Esta sala no está acostumbrada a la risa; las paredes la devuelven como un grito.

– Hay una especie de patio por el que ando dos veces al día. Ah, el perro. Supongo que Khulu o alguien le estará dando de comer, pero…

– Porque podría hablar con el funcionario médico y recetarte una pastilla suave para dormir. Y más facilidades para hacer ejercicio.

– No lo hagas. No hace falta. ¿Te ocuparás del perro?

Esto va dirigido a su padre; estos padres piden cosas que hacer.

– Encontraré una solución; me lo llevaré. ¿Y libros?

– Philip me ha traído unos cuantos y puedo comprar los periódicos. Pero podríais traerme alguno de los míos. De la casita. Y ropa.

– ¿Y la llave?

– Khulu.

El tiempo debe de estar a punto de acabarse, eso hace que los tres vuelvan a sentirse muy incómodos: el terror ante su regreso por los pasillos de hormigón y acero, y ante su partida dejándolo allí abandonado; y la vergonzosa impaciencia por que se termine la visita.

El vigilante hace una señal. Los padres no saben si demorarse un poco o partir enseguida; cuál es el protocolo en este tipo de despedida, qué es lo que la hace soportable. Lo abrazan y su padre siente cómo una mano le aprieta tres veces el omoplato. Mientras se llevan a su hijo, se produce un aparte que retrasa durante un momento al vigilante que lo acompaña.

– No me traigáis nada que estuviera leyendo.

¡Qué debe de pensar de nosotros!

¿Pensar de nosotros?

Bueno, ¿qué le hemos dicho? Tan frío todo, tan práctico.

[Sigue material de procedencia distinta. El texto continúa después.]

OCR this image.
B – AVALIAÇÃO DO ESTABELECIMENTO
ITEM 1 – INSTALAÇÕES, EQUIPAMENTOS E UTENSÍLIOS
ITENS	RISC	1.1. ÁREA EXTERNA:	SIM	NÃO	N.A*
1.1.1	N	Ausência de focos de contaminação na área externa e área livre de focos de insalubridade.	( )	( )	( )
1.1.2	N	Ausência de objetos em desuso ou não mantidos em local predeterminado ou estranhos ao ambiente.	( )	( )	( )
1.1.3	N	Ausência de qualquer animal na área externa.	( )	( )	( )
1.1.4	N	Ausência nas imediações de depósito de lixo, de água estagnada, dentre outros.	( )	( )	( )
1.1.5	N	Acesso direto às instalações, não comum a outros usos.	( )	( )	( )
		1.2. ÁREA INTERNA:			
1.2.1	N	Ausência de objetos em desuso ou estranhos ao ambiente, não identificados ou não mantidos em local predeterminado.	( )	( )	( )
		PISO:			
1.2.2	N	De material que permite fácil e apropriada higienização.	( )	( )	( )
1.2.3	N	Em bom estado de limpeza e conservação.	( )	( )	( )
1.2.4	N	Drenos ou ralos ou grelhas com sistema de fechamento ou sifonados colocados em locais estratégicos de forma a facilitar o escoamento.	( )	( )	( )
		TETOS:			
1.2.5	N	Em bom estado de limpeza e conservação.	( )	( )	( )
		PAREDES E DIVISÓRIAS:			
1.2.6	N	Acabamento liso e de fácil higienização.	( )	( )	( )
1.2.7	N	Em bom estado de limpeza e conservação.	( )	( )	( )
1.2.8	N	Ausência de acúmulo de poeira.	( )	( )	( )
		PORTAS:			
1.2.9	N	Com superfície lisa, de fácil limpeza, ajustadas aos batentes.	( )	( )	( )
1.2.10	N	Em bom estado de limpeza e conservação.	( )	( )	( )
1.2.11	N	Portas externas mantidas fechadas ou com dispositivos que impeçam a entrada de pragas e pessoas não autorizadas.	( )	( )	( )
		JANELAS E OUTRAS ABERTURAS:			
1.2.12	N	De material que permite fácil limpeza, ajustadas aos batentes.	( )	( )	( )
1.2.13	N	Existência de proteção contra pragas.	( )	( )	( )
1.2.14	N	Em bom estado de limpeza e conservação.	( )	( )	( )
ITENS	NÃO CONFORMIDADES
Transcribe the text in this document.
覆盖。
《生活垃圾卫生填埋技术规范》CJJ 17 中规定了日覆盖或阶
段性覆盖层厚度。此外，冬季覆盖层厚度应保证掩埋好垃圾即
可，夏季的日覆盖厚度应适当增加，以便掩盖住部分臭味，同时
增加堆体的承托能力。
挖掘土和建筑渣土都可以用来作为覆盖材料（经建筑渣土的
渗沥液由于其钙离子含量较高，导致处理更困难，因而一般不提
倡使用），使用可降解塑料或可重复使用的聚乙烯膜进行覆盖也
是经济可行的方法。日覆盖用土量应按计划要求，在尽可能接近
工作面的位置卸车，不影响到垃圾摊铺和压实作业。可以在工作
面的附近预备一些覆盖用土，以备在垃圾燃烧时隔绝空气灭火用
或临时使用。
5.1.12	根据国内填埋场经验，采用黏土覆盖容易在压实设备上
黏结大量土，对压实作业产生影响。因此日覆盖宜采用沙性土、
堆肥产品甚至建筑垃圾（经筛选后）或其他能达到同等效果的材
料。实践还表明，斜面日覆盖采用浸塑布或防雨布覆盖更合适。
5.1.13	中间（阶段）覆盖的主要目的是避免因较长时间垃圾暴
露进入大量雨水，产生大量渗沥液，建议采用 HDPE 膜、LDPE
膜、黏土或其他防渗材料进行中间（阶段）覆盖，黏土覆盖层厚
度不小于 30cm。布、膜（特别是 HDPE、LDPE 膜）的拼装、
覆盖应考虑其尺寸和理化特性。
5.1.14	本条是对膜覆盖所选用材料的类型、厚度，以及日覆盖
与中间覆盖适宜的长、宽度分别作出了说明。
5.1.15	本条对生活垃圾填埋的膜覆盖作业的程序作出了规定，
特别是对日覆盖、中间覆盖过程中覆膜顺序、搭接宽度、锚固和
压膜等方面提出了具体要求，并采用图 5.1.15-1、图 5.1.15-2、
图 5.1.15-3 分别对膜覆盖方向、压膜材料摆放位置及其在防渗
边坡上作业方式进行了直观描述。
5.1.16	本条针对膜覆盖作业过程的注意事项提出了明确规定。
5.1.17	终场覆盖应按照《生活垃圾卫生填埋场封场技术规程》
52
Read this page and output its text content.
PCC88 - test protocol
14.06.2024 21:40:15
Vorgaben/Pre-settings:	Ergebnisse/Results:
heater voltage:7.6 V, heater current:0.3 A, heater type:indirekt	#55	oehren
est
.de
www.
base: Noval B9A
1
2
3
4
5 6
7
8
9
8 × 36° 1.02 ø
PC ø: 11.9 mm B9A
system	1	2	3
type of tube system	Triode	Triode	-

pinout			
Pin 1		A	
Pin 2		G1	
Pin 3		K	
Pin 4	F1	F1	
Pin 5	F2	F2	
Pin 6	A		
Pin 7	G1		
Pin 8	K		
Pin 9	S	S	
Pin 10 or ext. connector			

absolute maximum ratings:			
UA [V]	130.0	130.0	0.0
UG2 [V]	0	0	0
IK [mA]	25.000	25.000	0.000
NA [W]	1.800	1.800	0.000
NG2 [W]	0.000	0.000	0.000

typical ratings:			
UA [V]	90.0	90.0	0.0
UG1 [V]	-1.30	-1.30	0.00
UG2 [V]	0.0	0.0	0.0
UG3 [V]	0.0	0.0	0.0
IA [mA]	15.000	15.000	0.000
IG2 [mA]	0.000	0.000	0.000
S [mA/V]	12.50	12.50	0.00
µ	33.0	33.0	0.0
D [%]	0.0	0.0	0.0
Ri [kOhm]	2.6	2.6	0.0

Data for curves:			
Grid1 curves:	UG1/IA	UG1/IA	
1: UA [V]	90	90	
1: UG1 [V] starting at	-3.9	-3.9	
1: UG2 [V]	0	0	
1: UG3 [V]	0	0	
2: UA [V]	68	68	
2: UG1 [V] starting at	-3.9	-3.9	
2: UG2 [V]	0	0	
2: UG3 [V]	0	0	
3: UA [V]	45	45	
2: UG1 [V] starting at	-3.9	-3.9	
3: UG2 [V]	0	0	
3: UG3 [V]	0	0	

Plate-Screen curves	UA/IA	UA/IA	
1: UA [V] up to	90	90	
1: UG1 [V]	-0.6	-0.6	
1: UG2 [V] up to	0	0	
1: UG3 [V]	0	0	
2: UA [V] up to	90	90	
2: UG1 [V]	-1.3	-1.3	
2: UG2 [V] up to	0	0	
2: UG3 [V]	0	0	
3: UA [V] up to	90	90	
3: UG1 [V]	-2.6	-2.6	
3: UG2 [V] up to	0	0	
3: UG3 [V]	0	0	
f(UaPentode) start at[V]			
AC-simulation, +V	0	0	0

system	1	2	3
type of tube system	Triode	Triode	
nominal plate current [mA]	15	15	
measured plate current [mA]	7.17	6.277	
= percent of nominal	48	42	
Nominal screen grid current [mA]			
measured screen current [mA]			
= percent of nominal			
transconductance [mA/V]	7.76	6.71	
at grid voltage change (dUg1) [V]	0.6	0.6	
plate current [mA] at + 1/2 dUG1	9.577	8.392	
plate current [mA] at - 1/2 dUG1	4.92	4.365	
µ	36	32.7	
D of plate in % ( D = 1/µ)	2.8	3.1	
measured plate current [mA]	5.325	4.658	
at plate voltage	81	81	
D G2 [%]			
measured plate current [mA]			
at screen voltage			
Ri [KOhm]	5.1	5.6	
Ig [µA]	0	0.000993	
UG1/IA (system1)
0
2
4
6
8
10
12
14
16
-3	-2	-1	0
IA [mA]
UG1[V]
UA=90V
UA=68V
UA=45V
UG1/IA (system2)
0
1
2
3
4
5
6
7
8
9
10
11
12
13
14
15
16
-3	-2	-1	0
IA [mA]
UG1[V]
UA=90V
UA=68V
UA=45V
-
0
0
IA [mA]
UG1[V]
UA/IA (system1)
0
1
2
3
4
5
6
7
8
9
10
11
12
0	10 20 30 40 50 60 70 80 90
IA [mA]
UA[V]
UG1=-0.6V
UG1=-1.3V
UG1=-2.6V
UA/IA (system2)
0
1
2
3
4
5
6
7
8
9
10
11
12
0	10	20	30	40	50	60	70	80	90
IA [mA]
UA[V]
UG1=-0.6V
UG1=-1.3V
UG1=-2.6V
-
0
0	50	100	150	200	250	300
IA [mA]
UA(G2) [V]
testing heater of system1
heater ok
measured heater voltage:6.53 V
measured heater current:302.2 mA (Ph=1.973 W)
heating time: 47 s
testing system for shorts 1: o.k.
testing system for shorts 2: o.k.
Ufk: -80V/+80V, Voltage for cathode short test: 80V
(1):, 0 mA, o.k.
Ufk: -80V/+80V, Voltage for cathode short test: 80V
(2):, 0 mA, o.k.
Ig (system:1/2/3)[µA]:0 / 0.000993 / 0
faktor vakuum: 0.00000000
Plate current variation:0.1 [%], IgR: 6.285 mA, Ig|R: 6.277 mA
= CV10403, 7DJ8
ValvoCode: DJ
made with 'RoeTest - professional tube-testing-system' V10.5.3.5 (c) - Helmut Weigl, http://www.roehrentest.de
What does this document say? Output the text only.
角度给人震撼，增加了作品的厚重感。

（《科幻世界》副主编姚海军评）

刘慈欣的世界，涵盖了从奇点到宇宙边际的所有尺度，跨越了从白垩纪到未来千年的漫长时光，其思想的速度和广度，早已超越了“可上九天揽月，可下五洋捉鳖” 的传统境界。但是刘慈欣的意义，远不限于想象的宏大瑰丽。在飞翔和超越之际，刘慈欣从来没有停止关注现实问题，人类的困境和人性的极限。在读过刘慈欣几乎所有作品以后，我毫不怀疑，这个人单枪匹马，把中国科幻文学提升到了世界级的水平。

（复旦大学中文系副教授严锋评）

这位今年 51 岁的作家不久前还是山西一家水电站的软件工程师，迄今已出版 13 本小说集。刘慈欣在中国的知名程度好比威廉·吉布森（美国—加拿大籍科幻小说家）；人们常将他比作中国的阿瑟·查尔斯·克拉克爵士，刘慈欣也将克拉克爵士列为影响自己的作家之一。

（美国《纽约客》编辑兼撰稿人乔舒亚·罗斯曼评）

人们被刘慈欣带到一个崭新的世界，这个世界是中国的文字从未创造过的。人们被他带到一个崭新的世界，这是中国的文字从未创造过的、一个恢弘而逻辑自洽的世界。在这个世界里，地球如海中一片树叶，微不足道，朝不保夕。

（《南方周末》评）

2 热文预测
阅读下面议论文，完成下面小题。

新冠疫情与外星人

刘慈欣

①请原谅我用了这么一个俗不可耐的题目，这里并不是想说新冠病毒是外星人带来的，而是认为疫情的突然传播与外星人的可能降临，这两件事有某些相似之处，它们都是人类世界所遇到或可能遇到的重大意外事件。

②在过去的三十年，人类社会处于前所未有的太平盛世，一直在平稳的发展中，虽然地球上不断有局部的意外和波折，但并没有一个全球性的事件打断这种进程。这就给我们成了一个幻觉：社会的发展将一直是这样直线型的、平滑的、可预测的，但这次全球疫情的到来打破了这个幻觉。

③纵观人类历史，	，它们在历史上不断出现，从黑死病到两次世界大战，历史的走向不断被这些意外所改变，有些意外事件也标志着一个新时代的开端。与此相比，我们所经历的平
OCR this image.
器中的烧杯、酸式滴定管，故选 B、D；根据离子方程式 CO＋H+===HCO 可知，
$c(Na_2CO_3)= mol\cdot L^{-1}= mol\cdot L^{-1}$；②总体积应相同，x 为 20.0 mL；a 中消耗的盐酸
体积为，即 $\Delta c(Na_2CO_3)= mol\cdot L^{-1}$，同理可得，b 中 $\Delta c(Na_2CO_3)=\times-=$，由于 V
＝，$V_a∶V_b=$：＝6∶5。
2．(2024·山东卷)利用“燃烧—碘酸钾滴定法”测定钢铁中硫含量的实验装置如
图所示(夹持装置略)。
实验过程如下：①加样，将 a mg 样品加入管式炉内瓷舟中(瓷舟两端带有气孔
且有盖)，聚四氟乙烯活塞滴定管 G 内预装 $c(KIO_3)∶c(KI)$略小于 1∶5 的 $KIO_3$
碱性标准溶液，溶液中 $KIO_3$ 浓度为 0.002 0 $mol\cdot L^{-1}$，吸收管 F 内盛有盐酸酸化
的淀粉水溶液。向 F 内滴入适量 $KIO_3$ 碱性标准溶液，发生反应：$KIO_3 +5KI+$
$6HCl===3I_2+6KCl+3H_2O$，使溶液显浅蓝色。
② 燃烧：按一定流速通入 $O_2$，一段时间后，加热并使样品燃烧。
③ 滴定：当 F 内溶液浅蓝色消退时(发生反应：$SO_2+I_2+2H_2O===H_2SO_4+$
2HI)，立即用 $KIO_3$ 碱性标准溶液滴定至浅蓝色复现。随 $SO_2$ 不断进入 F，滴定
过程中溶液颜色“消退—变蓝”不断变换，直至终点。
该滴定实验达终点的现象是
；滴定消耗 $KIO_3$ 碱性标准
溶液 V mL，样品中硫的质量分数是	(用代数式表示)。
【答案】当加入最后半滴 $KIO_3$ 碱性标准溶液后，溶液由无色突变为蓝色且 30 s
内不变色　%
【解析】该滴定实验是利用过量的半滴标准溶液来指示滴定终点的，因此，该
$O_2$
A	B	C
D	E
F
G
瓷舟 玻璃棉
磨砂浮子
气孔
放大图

Él echó un vistazo, apartando la vista de la carretera que tenía delante, y la vio con las manos en el regazo, la uña de un pulgar giraba bajo las cortas uñas de la otra mano.

¿Qué podía decirse?

Con el vigilante ahí de pie. Tendremos que averiguar si podremos verlo a solas con el abogado, los abogados tienen el privilegio de reunirse en privado con la persona a la que representan.

No es eso.

La cápsula en la que estaban contenidos mientras se desplazaban entre lo irreconciliable, la cárcel y la vida, de repente se llenó con sus voces, que se expresaban libremente.